Turbulent Kinetic Energy Distribution around Experimental Permeable Spur Dike

Abstract

The spur dike is widely used in the waterway renovation project in the upper reaches of the Yangtze River as a remediation structure, but its water destruction is very common, and the influence of the permeable characteristics of the riprap spur dike on its stability has been neglected in many studies. Through the method of combining a generalized flume test and theoretical analysis, the influence of the submerged degree of the permeable spur dike, the porosity of the spur dike body, and the size of the void on its nearby turbulent kinetic energy is studied. The results show that the turbulent kinetic energy in the front of the spur dike increases with the increase of the submerged degree, decreases with the increase of the porosity, and first increases and then decreases with the increase of the pore size.
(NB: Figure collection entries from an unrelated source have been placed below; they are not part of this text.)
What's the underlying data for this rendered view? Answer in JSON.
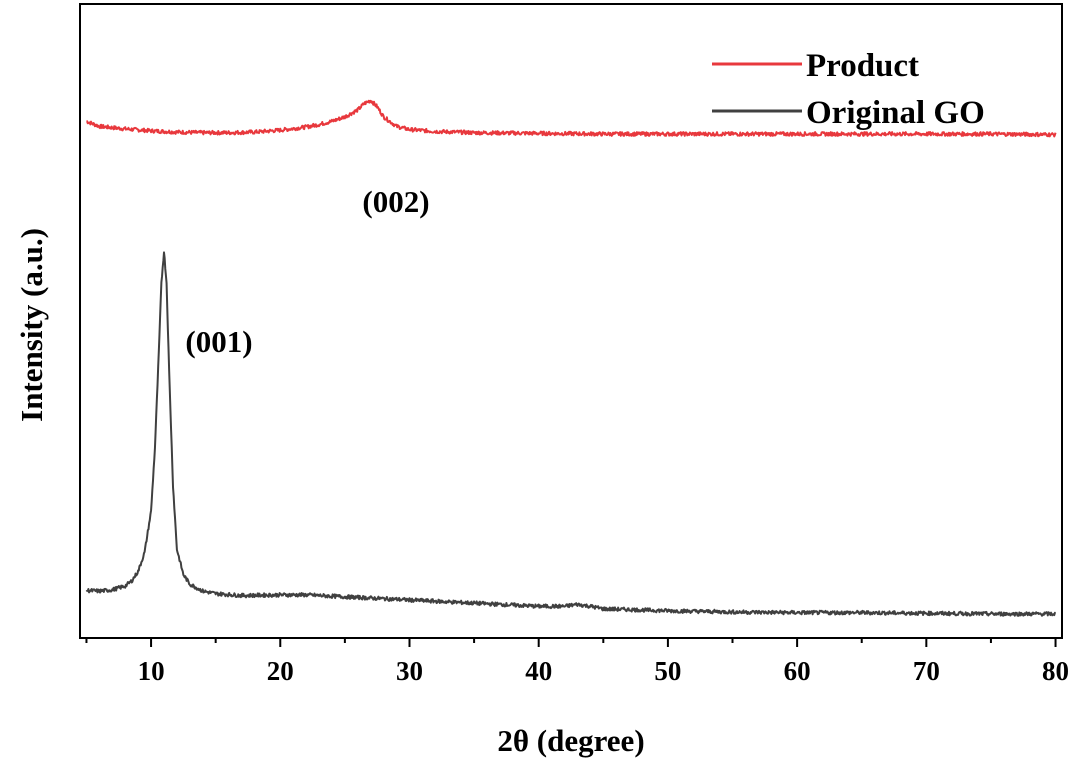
{
  "chart_data": {
    "type": "line",
    "xlabel": "2θ (degree)",
    "ylabel": "Intensity (a.u.)",
    "xlim": [
      4.5,
      80.5
    ],
    "xticks": [
      10,
      20,
      30,
      40,
      50,
      60,
      70,
      80
    ],
    "yticks_shown": false,
    "grid": false,
    "legend": {
      "placement": "top-right"
    },
    "series": [
      {
        "name": "Product",
        "color": "#e8383d",
        "x": [
          5,
          6,
          8,
          10,
          12,
          14,
          16,
          18,
          20,
          22,
          23,
          24,
          25,
          26,
          26.5,
          27,
          27.5,
          28,
          29,
          30,
          32,
          35,
          40,
          45,
          50,
          55,
          60,
          65,
          70,
          75,
          80
        ],
        "y": [
          0.815,
          0.807,
          0.803,
          0.8,
          0.798,
          0.797,
          0.797,
          0.798,
          0.801,
          0.806,
          0.81,
          0.815,
          0.822,
          0.833,
          0.843,
          0.848,
          0.838,
          0.822,
          0.807,
          0.802,
          0.799,
          0.797,
          0.796,
          0.795,
          0.795,
          0.795,
          0.795,
          0.795,
          0.795,
          0.795,
          0.794
        ]
      },
      {
        "name": "Original GO",
        "color": "#404040",
        "x": [
          5,
          6,
          7,
          8,
          8.5,
          9,
          9.5,
          10,
          10.3,
          10.6,
          10.8,
          11,
          11.2,
          11.4,
          11.7,
          12,
          12.5,
          13,
          14,
          15,
          17,
          20,
          22,
          25,
          30,
          35,
          40,
          42,
          43,
          44,
          45,
          50,
          55,
          60,
          65,
          70,
          75,
          80
        ],
        "y": [
          0.075,
          0.074,
          0.076,
          0.082,
          0.09,
          0.105,
          0.135,
          0.2,
          0.3,
          0.45,
          0.56,
          0.61,
          0.56,
          0.42,
          0.24,
          0.14,
          0.1,
          0.085,
          0.074,
          0.07,
          0.067,
          0.068,
          0.068,
          0.065,
          0.06,
          0.055,
          0.05,
          0.05,
          0.053,
          0.05,
          0.046,
          0.043,
          0.041,
          0.04,
          0.04,
          0.039,
          0.038,
          0.038
        ]
      }
    ],
    "annotations": [
      {
        "text": "(002)",
        "x": 27
      },
      {
        "text": "(001)",
        "x": 11
      }
    ]
  }
}
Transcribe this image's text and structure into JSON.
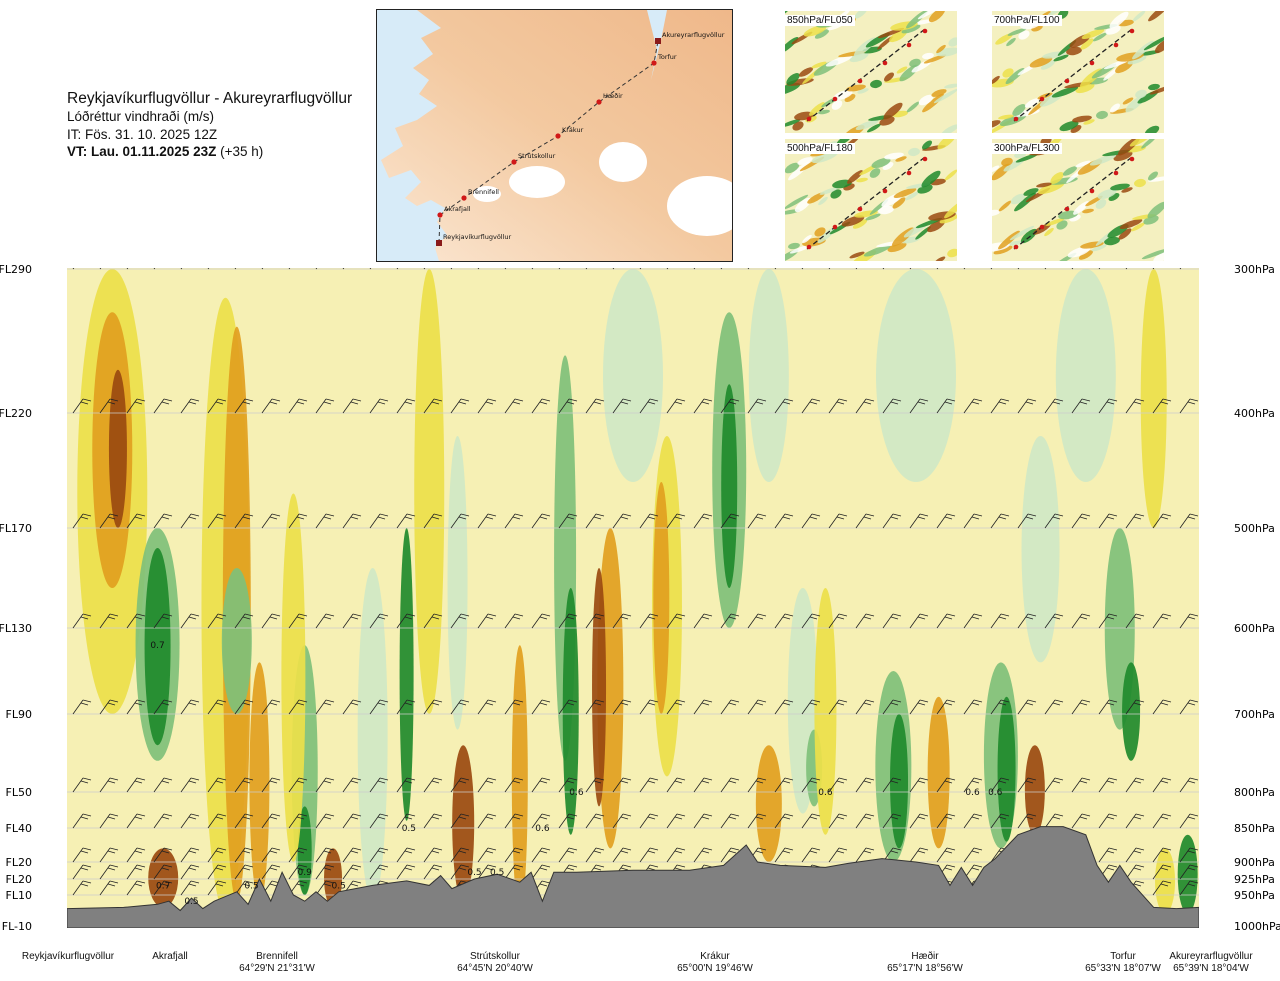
{
  "header": {
    "route": "Reykjavíkurflugvöllur - Akureyrarflugvöllur",
    "variable": "Lóðréttur vindhraði (m/s)",
    "issue_time": "IT: Fös. 31. 10. 2025 12Z",
    "valid_time_bold": "VT: Lau. 01.11.2025 23Z",
    "valid_time_offset": "(+35 h)"
  },
  "route_map": {
    "waypoints": [
      "Akureyrarflugvöllur",
      "Torfur",
      "Hæðir",
      "Krákur",
      "Strútskollur",
      "Brennifell",
      "Akrafjall",
      "Reykjavíkurflugvöllur"
    ]
  },
  "mini_maps": [
    {
      "label": "850hPa/FL050"
    },
    {
      "label": "700hPa/FL100"
    },
    {
      "label": "500hPa/FL180"
    },
    {
      "label": "300hPa/FL300"
    }
  ],
  "colors": {
    "strong_up": "#1f8a2c",
    "up": "#7fc07a",
    "weak_up": "#cfe8c6",
    "neutral": "#f6f0b4",
    "weak_down": "#ece04a",
    "down": "#e1a020",
    "strong_down": "#9a4a10",
    "terrain": "#808080"
  },
  "chart_data": {
    "type": "heatmap",
    "title": "Lóðréttur vindhraði (m/s)",
    "left_axis_flight_levels": [
      "FL290",
      "FL220",
      "FL170",
      "FL130",
      "FL90",
      "FL50",
      "FL40",
      "FL20",
      "FL20",
      "FL10",
      "FL-10"
    ],
    "right_axis_pressure": [
      "300hPa",
      "400hPa",
      "500hPa",
      "600hPa",
      "700hPa",
      "800hPa",
      "850hPa",
      "900hPa",
      "925hPa",
      "950hPa",
      "1000hPa"
    ],
    "pressure_levels_hpa": [
      300,
      400,
      500,
      600,
      700,
      800,
      850,
      900,
      925,
      950,
      1000
    ],
    "x_waypoints": [
      {
        "name": "Reykjavíkurflugvöllur",
        "coords": ""
      },
      {
        "name": "Akrafjall",
        "coords": ""
      },
      {
        "name": "Brennifell",
        "coords": "64°29'N 21°31'W"
      },
      {
        "name": "Strútskollur",
        "coords": "64°45'N 20°40'W"
      },
      {
        "name": "Krákur",
        "coords": "65°00'N 19°46'W"
      },
      {
        "name": "Hæðir",
        "coords": "65°17'N 18°56'W"
      },
      {
        "name": "Torfur",
        "coords": "65°33'N 18°07'W"
      },
      {
        "name": "Akureyrarflugvöllur",
        "coords": "65°39'N 18°04'W"
      }
    ],
    "contour_labels": [
      {
        "text": "0.7",
        "x": 0.08,
        "p": 620
      },
      {
        "text": "0.7",
        "x": 0.085,
        "p": 935
      },
      {
        "text": "0.5",
        "x": 0.11,
        "p": 960
      },
      {
        "text": "0.5",
        "x": 0.163,
        "p": 935
      },
      {
        "text": "0.9",
        "x": 0.21,
        "p": 915
      },
      {
        "text": "0.5",
        "x": 0.24,
        "p": 935
      },
      {
        "text": "0.5",
        "x": 0.302,
        "p": 850
      },
      {
        "text": "0.5",
        "x": 0.36,
        "p": 915
      },
      {
        "text": "0.5",
        "x": 0.38,
        "p": 915
      },
      {
        "text": "0.6",
        "x": 0.42,
        "p": 850
      },
      {
        "text": "0.6",
        "x": 0.45,
        "p": 800
      },
      {
        "text": "0.6",
        "x": 0.67,
        "p": 800
      },
      {
        "text": "0.6",
        "x": 0.8,
        "p": 800
      },
      {
        "text": "0.6",
        "x": 0.82,
        "p": 800
      }
    ],
    "legend": "none"
  }
}
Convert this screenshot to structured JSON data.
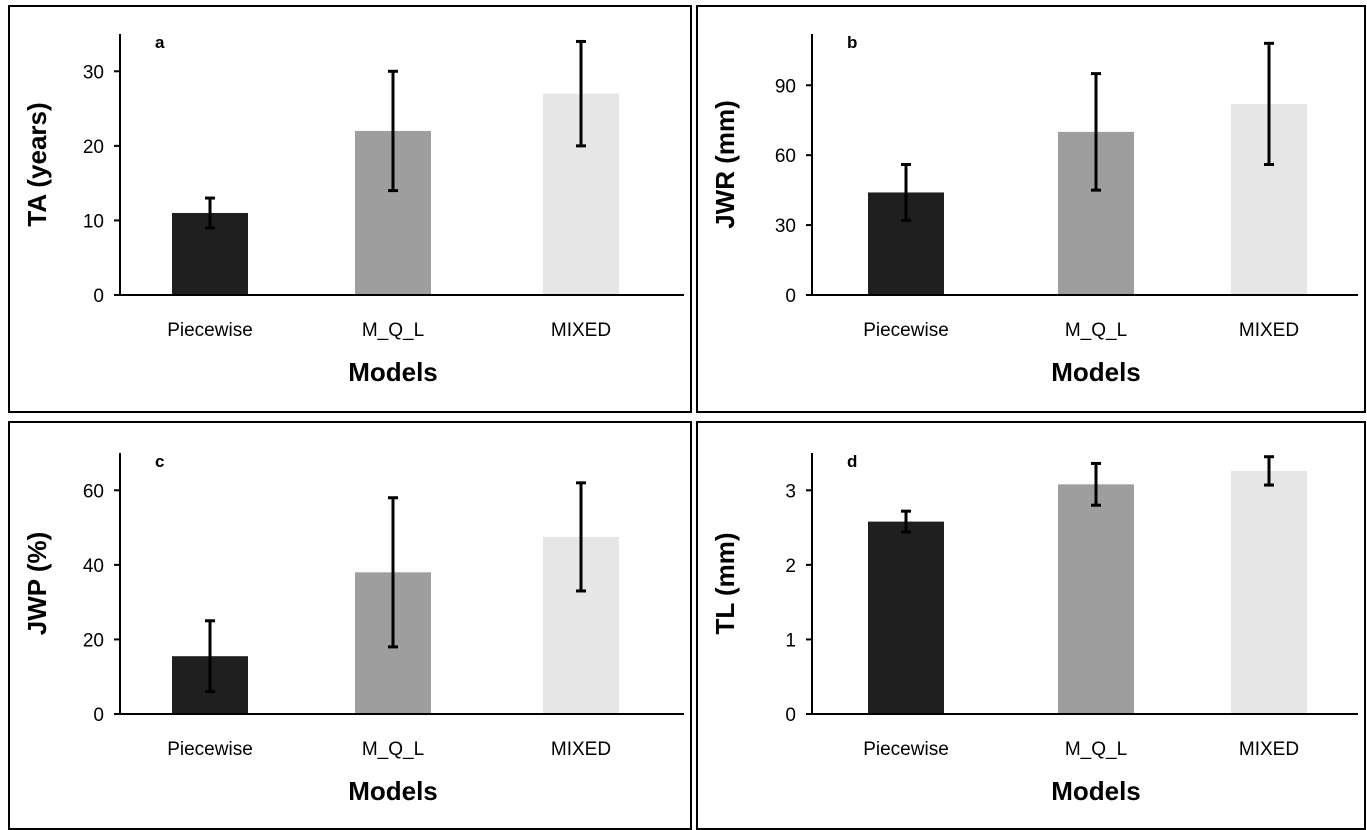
{
  "colors": {
    "bar1": "#1f1f1f",
    "bar2": "#9e9e9e",
    "bar3": "#e6e6e6",
    "axis": "#000000",
    "error": "#000000"
  },
  "chart_data": [
    {
      "type": "bar",
      "panel": "a",
      "categories": [
        "Piecewise",
        "M_Q_L",
        "MIXED"
      ],
      "values": [
        11,
        22,
        27
      ],
      "error_low": [
        9,
        14,
        20
      ],
      "error_high": [
        13,
        30,
        34
      ],
      "xlabel": "Models",
      "ylabel": "TA (years)",
      "ylim": [
        0,
        35
      ],
      "yticks": [
        0,
        10,
        20,
        30
      ],
      "grid": false,
      "legend": "none"
    },
    {
      "type": "bar",
      "panel": "b",
      "categories": [
        "Piecewise",
        "M_Q_L",
        "MIXED"
      ],
      "values": [
        44,
        70,
        82
      ],
      "error_low": [
        32,
        45,
        56
      ],
      "error_high": [
        56,
        95,
        108
      ],
      "xlabel": "Models",
      "ylabel": "JWR (mm)",
      "ylim": [
        0,
        112
      ],
      "yticks": [
        0,
        30,
        60,
        90
      ],
      "grid": false,
      "legend": "none"
    },
    {
      "type": "bar",
      "panel": "c",
      "categories": [
        "Piecewise",
        "M_Q_L",
        "MIXED"
      ],
      "values": [
        15.5,
        38,
        47.5
      ],
      "error_low": [
        6,
        18,
        33
      ],
      "error_high": [
        25,
        58,
        62
      ],
      "xlabel": "Models",
      "ylabel": "JWP (%)",
      "ylim": [
        0,
        70
      ],
      "yticks": [
        0,
        20,
        40,
        60
      ],
      "grid": false,
      "legend": "none"
    },
    {
      "type": "bar",
      "panel": "d",
      "categories": [
        "Piecewise",
        "M_Q_L",
        "MIXED"
      ],
      "values": [
        2.58,
        3.08,
        3.26
      ],
      "error_low": [
        2.44,
        2.8,
        3.07
      ],
      "error_high": [
        2.72,
        3.36,
        3.45
      ],
      "xlabel": "Models",
      "ylabel": "TL (mm)",
      "ylim": [
        0,
        3.5
      ],
      "yticks": [
        0,
        1,
        2,
        3
      ],
      "grid": false,
      "legend": "none"
    }
  ]
}
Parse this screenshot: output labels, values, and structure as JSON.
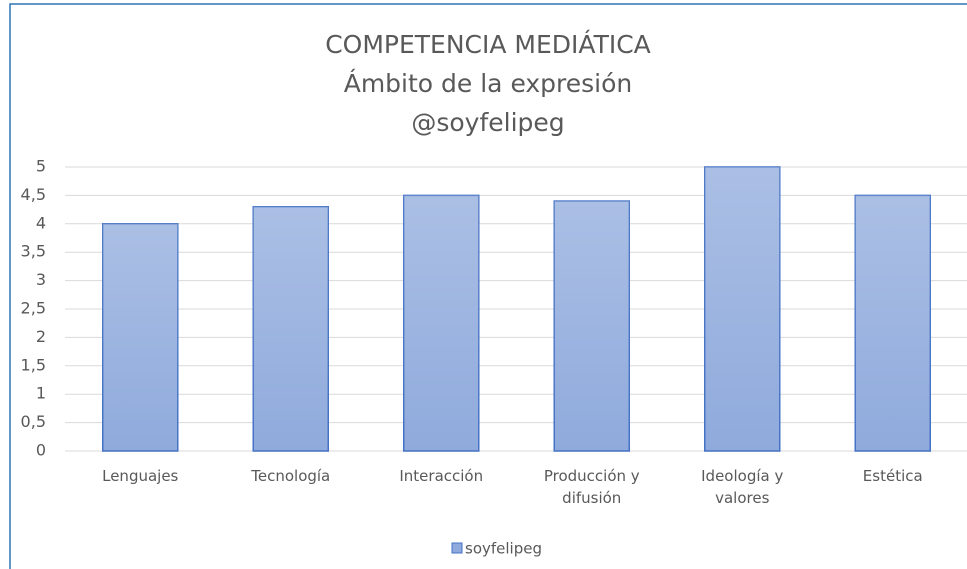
{
  "chart_data": {
    "type": "bar",
    "title": [
      "COMPETENCIA MEDIÁTICA",
      "Ámbito de la expresión",
      "@soyfelipeg"
    ],
    "categories": [
      "Lenguajes",
      "Tecnología",
      "Interacción",
      "Producción y difusión",
      "Ideología y valores",
      "Estética"
    ],
    "series": [
      {
        "name": "soyfelipeg",
        "color": "#8faadc",
        "values": [
          4,
          4.3,
          4.5,
          4.4,
          5,
          4.5
        ]
      }
    ],
    "ylim": [
      0,
      5
    ],
    "yticks": [
      0,
      {
        "value": 0.5,
        "label": "0,5"
      },
      1,
      {
        "value": 1.5,
        "label": "1,5"
      },
      2,
      {
        "value": 2.5,
        "label": "2,5"
      },
      3,
      {
        "value": 3.5,
        "label": "3,5"
      },
      4,
      {
        "value": 4.5,
        "label": "4,5"
      },
      5
    ],
    "grid": true,
    "legend": "bottom"
  }
}
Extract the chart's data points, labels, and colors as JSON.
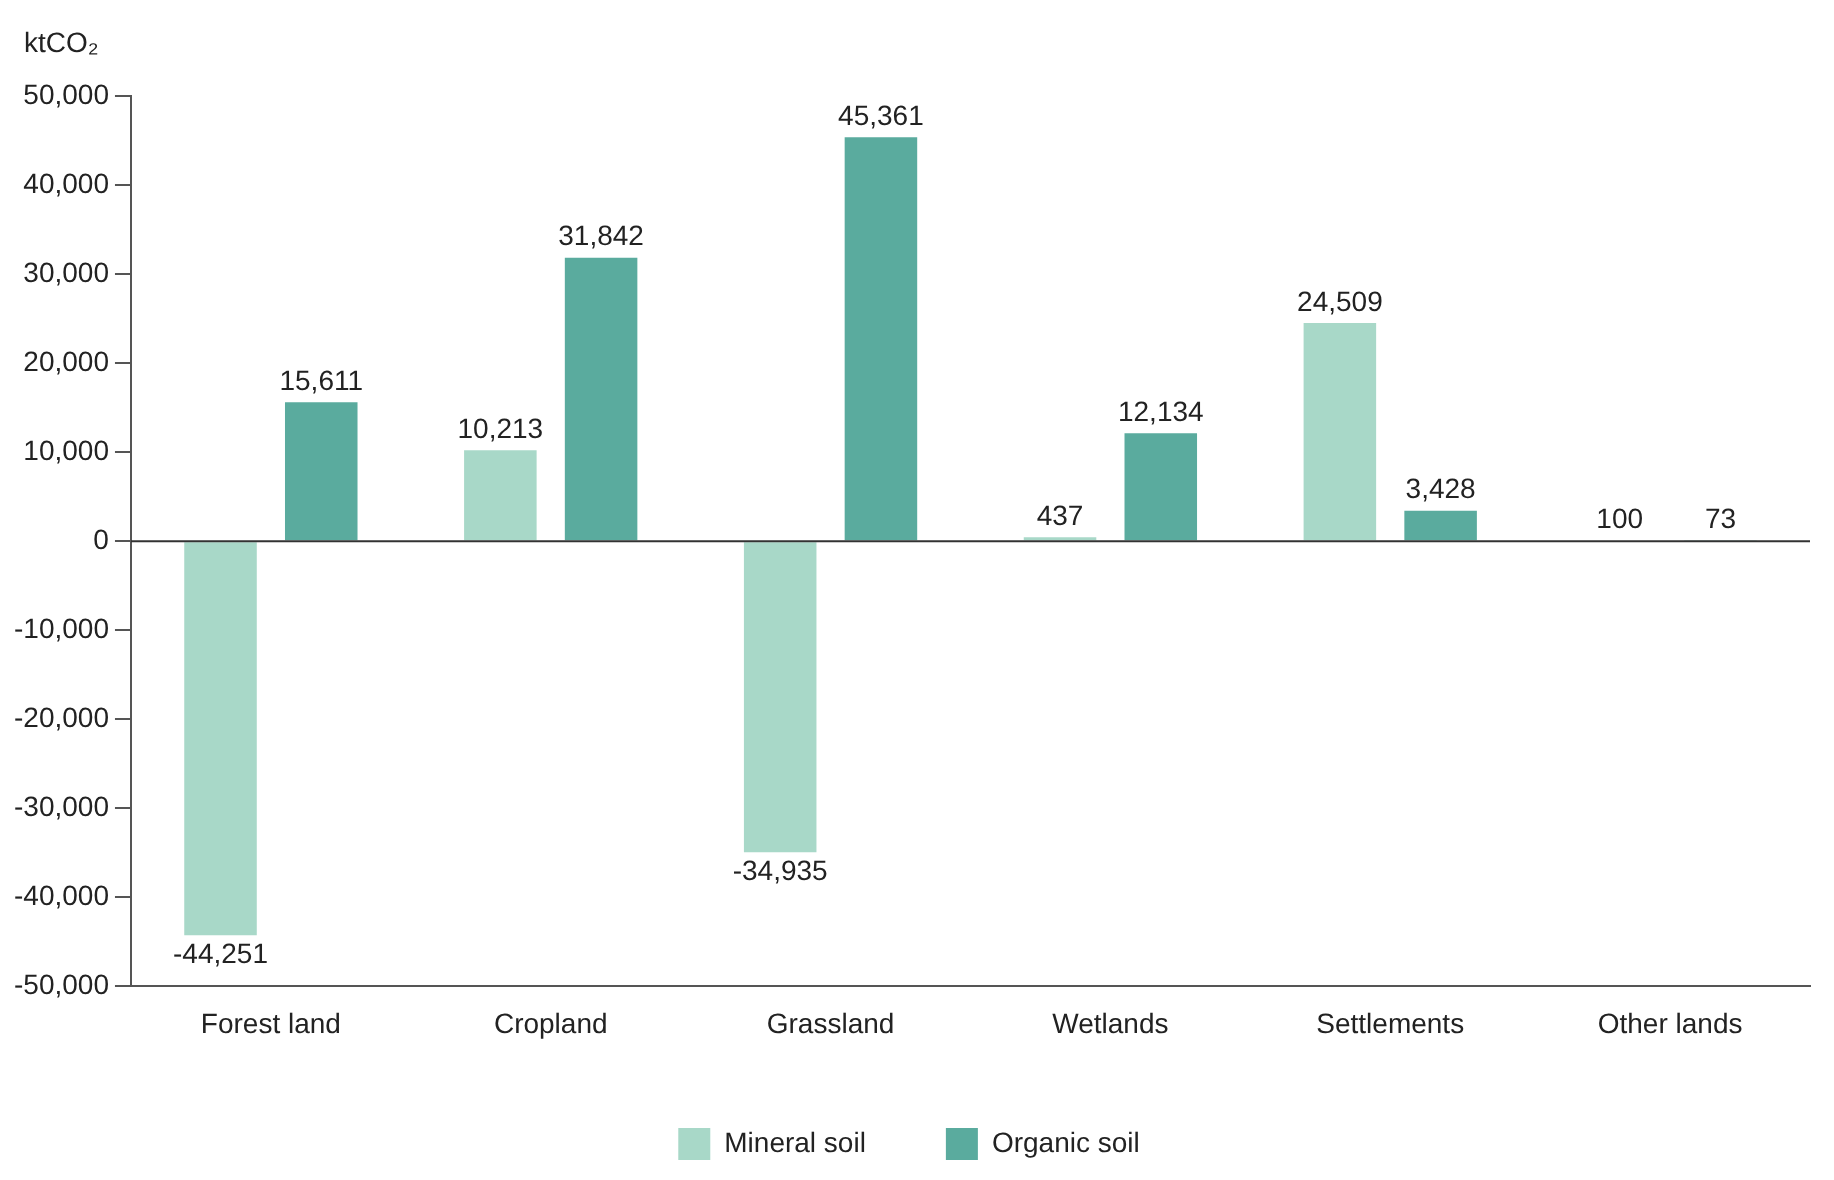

At the axis of the dike, the turbulent kinetic energy increases with the increase of the submerged degree, decreases first and then increases with the increase of the porosity, and increases with the increase of the pore size. In the rear area of the dike, the turbulent kinetic energy decreases with the increase of the submerged degree, firstly decreases and then increases with the increase of the porosity, and first increases and then decreases with the increase of the pore size. The research results are of great significance to further understanding the water dike age of a permeable spur dike, and can provide scientific guidance for the design and restoration of spur dikes.